Mi disse: “Está bien".

Feci la registrazione. Dopo poche settimane mi arrivò un’e-mail, dove era specificato che la Casa del Migrante de Saltillo era stata ammessa a partecipare come invitata alla seconda consultazione tematica in preparazione al Patto Globale per una "Migrazione Sicura, Regolare e Ordinata" (Global Compact for a Safe, Orderly and Regular Migration, il suo nome ufficiale).

Inoltre, al formato che bisognava compilare per confermare la partecipazione, c’era l’opzione di poter intervenire. Consultai Beto. Lui mi disse: "Pues, vas tu". Gli dissi (sapendo che l´organizzazione non è dotata di finanze stellari): "Beto, costa molto...".
Lui mi chiese di nuovo: "¿Vale la pena de verdad?" Gli dissi: "Sì, vale la pena". Mi rispose: "Y entonces lo hacemos, pero no puedo con todo".

Gli chiesi se volesse che io intervenissi. Mi disse: "Pues, obvio".

Andai, pagando una parte del viaggio: ero emozionatissimo.

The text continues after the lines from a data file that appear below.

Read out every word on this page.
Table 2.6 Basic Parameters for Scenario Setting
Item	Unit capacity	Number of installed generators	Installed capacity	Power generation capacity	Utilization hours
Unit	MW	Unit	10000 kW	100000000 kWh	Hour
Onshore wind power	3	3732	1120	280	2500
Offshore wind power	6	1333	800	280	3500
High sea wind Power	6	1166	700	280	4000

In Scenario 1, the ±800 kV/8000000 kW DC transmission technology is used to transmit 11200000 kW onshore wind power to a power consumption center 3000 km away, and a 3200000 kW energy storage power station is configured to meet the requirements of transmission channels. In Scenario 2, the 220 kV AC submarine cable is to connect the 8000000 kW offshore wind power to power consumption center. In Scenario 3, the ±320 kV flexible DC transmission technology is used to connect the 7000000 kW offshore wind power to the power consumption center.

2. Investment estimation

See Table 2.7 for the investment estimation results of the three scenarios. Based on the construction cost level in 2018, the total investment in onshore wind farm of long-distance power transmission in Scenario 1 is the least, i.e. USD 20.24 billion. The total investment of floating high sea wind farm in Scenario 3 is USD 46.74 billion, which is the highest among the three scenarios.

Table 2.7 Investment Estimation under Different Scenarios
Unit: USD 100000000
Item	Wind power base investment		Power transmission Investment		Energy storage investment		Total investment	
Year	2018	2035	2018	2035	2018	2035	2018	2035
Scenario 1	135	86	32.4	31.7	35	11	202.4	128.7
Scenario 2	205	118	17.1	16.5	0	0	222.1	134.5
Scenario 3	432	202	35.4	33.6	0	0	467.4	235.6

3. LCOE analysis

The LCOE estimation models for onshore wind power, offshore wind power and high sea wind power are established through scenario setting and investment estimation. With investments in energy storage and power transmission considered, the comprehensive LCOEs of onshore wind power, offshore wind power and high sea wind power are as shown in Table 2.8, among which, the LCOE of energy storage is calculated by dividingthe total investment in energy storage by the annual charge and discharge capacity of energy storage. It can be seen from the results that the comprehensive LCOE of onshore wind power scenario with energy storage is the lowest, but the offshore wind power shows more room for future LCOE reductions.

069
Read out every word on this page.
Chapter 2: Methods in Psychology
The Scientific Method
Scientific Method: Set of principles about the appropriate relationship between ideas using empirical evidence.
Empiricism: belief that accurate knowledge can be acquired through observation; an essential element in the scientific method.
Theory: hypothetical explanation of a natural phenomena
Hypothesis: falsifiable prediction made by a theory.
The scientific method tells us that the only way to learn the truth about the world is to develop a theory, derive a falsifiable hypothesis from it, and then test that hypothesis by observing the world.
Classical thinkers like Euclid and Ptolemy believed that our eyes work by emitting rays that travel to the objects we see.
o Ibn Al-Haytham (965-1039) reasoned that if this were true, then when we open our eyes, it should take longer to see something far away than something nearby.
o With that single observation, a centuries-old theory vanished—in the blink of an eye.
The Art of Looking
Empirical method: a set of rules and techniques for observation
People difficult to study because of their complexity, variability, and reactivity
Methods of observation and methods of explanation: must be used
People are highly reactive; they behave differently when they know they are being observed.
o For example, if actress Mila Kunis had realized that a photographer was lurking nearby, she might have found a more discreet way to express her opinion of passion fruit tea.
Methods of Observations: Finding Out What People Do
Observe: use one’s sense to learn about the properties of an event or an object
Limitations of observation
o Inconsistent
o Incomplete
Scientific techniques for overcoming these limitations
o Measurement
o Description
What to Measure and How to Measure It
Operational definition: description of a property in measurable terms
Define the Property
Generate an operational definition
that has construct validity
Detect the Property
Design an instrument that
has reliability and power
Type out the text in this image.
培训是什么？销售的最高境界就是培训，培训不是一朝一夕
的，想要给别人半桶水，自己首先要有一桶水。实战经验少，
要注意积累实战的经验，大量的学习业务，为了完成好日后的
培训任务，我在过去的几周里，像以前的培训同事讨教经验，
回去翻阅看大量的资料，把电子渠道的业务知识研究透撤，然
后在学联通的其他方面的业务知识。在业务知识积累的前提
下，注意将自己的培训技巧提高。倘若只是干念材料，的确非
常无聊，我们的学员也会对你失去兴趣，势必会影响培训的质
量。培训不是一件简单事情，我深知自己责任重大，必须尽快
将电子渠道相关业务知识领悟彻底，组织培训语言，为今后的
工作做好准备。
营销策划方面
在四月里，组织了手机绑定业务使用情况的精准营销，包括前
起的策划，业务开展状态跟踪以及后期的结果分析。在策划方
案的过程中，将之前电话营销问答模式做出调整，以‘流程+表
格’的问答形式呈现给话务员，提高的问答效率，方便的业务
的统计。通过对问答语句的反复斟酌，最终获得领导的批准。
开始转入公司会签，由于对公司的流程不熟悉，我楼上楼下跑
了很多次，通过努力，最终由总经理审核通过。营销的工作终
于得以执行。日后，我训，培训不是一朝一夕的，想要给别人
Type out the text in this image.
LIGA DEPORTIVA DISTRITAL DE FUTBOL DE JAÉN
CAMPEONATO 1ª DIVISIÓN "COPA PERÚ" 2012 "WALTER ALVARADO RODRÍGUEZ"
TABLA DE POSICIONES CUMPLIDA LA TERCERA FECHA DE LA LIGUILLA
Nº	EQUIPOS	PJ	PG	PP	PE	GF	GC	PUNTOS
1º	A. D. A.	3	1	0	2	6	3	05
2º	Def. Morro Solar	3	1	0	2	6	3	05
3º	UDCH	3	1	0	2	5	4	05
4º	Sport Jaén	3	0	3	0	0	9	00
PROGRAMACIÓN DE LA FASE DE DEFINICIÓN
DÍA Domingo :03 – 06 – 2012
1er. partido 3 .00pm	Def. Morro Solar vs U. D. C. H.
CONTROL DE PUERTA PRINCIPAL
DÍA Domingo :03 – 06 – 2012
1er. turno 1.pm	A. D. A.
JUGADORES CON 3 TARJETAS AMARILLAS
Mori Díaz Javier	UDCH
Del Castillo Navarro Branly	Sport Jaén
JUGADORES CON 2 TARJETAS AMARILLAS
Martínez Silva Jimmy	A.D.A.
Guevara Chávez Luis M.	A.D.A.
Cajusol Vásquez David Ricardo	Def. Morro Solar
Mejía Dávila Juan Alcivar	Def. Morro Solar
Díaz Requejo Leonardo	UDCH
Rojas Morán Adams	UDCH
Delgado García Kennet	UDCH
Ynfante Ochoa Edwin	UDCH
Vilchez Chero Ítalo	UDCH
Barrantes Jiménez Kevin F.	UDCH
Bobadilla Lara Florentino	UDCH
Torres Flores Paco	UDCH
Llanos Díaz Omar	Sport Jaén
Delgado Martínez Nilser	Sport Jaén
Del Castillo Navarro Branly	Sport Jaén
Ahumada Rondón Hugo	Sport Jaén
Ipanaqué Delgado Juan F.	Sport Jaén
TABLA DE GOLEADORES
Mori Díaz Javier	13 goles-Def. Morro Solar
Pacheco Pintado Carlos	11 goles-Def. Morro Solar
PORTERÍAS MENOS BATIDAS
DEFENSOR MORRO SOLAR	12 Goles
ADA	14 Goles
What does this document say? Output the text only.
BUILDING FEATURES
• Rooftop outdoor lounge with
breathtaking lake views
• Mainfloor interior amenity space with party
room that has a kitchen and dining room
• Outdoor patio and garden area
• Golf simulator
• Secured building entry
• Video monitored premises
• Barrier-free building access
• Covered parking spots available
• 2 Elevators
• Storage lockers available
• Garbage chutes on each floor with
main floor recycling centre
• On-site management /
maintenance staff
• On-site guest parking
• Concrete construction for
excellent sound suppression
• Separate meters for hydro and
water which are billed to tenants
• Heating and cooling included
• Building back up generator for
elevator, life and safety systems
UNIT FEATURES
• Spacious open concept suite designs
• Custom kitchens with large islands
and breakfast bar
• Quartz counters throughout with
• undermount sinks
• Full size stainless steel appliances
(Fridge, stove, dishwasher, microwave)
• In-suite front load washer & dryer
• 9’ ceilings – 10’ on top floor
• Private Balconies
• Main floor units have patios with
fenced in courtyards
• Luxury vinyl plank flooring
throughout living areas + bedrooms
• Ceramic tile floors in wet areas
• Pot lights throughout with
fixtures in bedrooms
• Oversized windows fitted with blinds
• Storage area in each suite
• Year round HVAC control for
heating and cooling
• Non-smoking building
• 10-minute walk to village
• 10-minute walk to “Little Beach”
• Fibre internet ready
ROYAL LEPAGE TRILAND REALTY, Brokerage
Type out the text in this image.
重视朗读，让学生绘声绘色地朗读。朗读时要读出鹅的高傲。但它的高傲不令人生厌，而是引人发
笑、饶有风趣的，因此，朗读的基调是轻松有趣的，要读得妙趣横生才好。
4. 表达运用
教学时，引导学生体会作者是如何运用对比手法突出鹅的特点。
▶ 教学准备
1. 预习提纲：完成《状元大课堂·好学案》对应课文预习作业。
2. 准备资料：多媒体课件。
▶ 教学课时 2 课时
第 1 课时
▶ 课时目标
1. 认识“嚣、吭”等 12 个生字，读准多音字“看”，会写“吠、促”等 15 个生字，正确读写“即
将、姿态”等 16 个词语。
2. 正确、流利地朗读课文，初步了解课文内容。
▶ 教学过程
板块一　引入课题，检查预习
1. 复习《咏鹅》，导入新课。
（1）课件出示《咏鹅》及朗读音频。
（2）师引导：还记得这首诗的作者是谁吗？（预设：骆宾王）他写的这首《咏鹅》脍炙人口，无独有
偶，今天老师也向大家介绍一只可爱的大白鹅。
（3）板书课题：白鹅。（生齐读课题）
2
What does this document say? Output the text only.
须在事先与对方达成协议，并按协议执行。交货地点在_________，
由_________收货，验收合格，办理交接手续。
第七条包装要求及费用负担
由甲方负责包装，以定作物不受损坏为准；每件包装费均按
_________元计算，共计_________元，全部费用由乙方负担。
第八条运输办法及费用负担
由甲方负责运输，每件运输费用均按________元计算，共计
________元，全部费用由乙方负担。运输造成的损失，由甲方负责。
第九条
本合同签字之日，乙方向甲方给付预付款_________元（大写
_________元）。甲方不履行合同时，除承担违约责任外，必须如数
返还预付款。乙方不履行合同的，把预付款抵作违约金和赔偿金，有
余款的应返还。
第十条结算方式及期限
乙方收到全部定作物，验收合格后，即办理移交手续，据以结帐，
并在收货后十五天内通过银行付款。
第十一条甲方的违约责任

Dopo anni e anni di simulazioni di Model United Nations, dopo aver visitato le Nazioni Unite da turista, a 25 anni entravo al Palazzo di Vetro rappresentando un’organizzazione con 15 anni di storia, oltretutto avendo la possibilità di intervenire all’Assemblea.

Il tema della consultazione tematica era "addressing drivers of migration, including adverse effects of climate change, natural disasters and human-made crisis through protection and assistance, sustainable development, poverty eradication, conflict prevention and resolution".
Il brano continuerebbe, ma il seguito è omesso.